Selected images from "Our House" project (Actual pieces are life-sized)

Saturday, November 25, 2006

La Jetee / Meditation


(above: Image frame from "La Jetee")

Scoped around the internet and checked out what the web had of the French “film” La Jetee. The various short (7 to 9 minutes) segments found on YouTube was actually different parts of the larger film which totals 28 minutes. Made in 1962, by Chris Marker, La Jettee is “made from a series of stills and a voice-over narration that tells of experiments carried out on a prisoner in the underground camps to which everyone has been forced after the holocaust of World War III. The experiments will purportedly save humanity by sending "emissaries" into both the past and the future to bring back help. The experimental subject (the film suggests this is the narrator himself) is chosen because of his obsessive attachment to an image of the past½a young woman on the quay (la jetée ) at Orly Airport when he was young. Under the auspices of the experiment, he reaches the past and spends time with this woman; but he is then brought back by the experimenters and sent to the future. The people of the future offer him refuge with them, but instead he asks them to return him to his past, to the quay at Orly and to the woman--and, as it turns out, to his own death.”
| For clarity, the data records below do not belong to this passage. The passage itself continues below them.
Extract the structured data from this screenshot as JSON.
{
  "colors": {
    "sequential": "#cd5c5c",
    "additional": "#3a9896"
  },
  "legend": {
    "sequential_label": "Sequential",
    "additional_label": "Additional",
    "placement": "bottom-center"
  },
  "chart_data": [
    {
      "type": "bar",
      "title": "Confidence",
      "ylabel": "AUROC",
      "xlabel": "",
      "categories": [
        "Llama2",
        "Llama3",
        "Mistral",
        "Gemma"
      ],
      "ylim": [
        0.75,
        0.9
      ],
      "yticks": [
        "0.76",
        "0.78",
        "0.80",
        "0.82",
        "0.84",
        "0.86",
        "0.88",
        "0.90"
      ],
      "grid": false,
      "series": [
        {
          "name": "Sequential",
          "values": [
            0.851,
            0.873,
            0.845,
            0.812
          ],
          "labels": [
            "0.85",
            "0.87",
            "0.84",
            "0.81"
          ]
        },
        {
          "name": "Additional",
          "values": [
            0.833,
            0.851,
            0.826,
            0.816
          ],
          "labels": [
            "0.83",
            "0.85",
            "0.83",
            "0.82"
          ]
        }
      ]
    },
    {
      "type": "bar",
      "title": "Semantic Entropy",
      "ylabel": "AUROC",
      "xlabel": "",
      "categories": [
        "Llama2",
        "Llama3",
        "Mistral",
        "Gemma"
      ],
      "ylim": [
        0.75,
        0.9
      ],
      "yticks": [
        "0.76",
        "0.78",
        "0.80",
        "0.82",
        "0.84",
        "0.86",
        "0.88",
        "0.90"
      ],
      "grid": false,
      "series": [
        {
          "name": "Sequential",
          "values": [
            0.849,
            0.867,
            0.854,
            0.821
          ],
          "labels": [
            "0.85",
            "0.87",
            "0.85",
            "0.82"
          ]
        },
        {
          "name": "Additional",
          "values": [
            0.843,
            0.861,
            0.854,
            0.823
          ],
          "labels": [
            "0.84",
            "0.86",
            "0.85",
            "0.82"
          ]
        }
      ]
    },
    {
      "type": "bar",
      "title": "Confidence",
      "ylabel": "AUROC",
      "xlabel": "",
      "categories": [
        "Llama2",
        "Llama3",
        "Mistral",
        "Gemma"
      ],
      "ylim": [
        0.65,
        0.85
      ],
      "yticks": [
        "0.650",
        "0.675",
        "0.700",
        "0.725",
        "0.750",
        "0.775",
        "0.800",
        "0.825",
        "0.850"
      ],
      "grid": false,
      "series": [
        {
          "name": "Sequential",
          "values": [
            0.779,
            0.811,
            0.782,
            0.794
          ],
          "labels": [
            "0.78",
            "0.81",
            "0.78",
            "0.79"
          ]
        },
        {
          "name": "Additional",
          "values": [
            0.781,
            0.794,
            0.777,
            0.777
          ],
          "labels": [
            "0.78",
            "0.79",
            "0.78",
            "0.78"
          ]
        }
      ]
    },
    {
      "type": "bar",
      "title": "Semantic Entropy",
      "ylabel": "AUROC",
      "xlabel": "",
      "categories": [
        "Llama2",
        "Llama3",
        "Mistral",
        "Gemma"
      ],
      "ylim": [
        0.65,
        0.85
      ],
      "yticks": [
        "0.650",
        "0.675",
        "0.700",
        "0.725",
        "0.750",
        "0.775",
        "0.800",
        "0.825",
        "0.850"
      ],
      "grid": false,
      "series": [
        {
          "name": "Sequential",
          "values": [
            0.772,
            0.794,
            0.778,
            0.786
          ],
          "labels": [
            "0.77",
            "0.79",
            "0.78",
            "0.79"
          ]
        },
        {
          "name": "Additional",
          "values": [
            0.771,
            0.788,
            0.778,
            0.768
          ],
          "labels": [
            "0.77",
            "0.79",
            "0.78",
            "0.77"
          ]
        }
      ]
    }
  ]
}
This is a strangely beautiful film. The black-and-white still images are superbly done, capturing the essential imagery of the narrative. It is as if we went through a well-shot film frame-by-frame, and then frame captured the best still images that told the story, then threw away the rest of the frames. Because of the lack of traditional film/video motion, this film, to me, sort of exists in that twilight zone between still photography and film. Sort of in the same “zone” where Fiona Tan’s video art piece "Corrections" can be found in the categories of my mind.

Where "Corrections" haunts us with the play of imagery, La Jetee’s power was in its total immersion in word/voice and image. And as strong as the still images are, the film mostly hits us with the sound of the human voice speaking the human word. The sound and narration is just absolutely beautifully done. Sort of like a sound sculpture of an individual human being, in contrast to what I want to do—which is a sound sculpture of the entire human landscape.

Another interesting thing about "La Jetee" and "Corrections" is that they both have a unusual meditative quality to them. Something that I find in neither the still photography or video/film media. For "La Jetee", it is as if the still imagery halts the mind from moving forward in the narrative. In doing that it stills the mind while, on the other hand, requires the mind to do more work with the imagination. The result is a more mindful and meditative viewing/listening. I feel this is a good effect, especially for my project.

I’m going to get my hands on the full-length version. Let the feeling of the piece (of the sound) settle inside of me. Definitely will provide an influence on “Our House.”

2 comments:

Levon Parian said...

Hey Lee, there is a copy of La Jetee in the Art Library at Sagebrush. And I have a key! You can only check it out one day at a time.

david said...

i am guessing that "12 monkeys" probably has a dvd extra with "la jetee" on it.